Años atrás, Sinhazinha había logrado que su marido le montara un almacén de ultramarinos, no para reforzar los ingresos más que suficientes de la familia, sino como una manera de huirle al aburrimiento y mantener el contacto con el mundo exterior, el de los visitantes a las bellas costas del cacao

La posada escogida por el dentista para pasar sus primeros días en Ilhéus era de apariencia sencilla, con grandes ventanales y pequeñas claraboyas en las habitaciones para que el viento se sintiera en casa y alegrara a los huéspedes con la risa cercana del mar. La suya tenía un pequeño balcón y allí aprovechaba el silencio de la noche para repasar los últimos poemas aprendidos.

A los pocos días, firmó un contrato de alquiler en una construcción decimonónica con pretensiones de modernidad, con un espacio perfecto para su consultorio, y llamó de urgencia a sus colegas del sur para que le remitieran sus equipos por la vía más rápida posible. Algo en su corazón le confirmaba que el abuelo se sentía feliz con sus primeros pasos en la tierra de los mayores. El horizonte parecía claro. Pero el destino seguía en vela…

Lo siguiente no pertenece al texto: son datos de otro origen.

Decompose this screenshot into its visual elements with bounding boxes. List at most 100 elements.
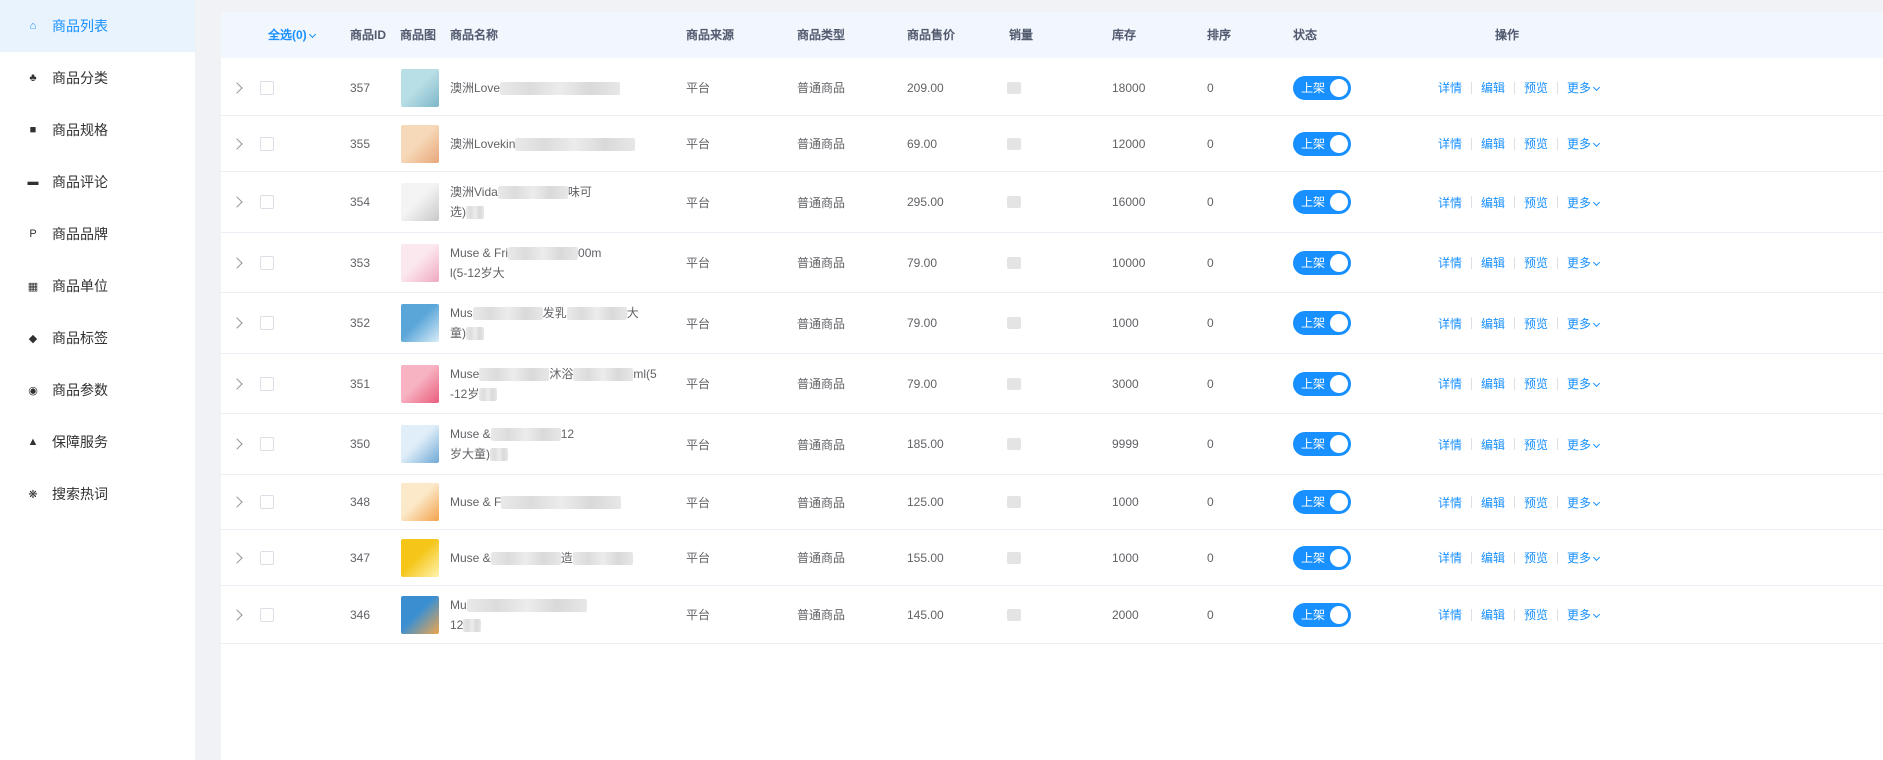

Y un domingo cualquiera, huyendo del calor de la misa de doce, una sed de beduino lo acorraló inclemente hasta la misma puerta del almacén de ultramarinos, el único abierto en un recodo fresco de la playa.

-“No sé por qué, sonreí de repente y un gusto de estrellas me vino a la boca…” (**), alcanzó  a pensar Osmundo cuando sus ojos claros se tropezaron con la piel morena de la dueña.

– Para la sed, algo de la región y, para comer, ¡lo mejor de España, mozo!

La explosión de un aguacero oscureció la tarde, llenó de intimidad el almacén ya vacío y solo dejó espacios para la búsqueda de coincidencias, para el repaso de los orígenes, la vida en Ilhéus y, al final, la poesía, la pasión de Osmundo, la coquetería de la señora Sinhazinha Guedes Mendonça y un asomo de esperanza detrás de las ventanas.

Y ya no hubo necesidad del apremio de la sed o del afán del apetito, porque los versos aprendidos la víspera se olvidaban al amanecer y era preciso recordarlos juntos, ponerle trampas a la memoria para confundirlos, y que sirvieran como excusas para el estallido del amor.

El animal celoso que se escondía en Jesuino no tardó en percibir los olores de la desgracia. El aburrimiento de su esposa se había trocado en una alegría decidida, sin aspavientos, con la seguridad del capitán que conoce su ruta a pesar de los peligros.Pero la honra herida del hacendado fue más temible que la peor de las tormentas, más impredecible que los huracanes, en  los mares aliados con el viento.

Nadie hubiera imaginado que esta segunda historia de amor, sembrada años atrás en la frontera argentina por un abuelo y su nieto, fuera callada para siempre, a tiros de revólver, por un error de cálculo en el amor de Jesuino, que nunca entendió que una vida sin los misterios de la poesía es más insoportable que el infierno del aburrimiento.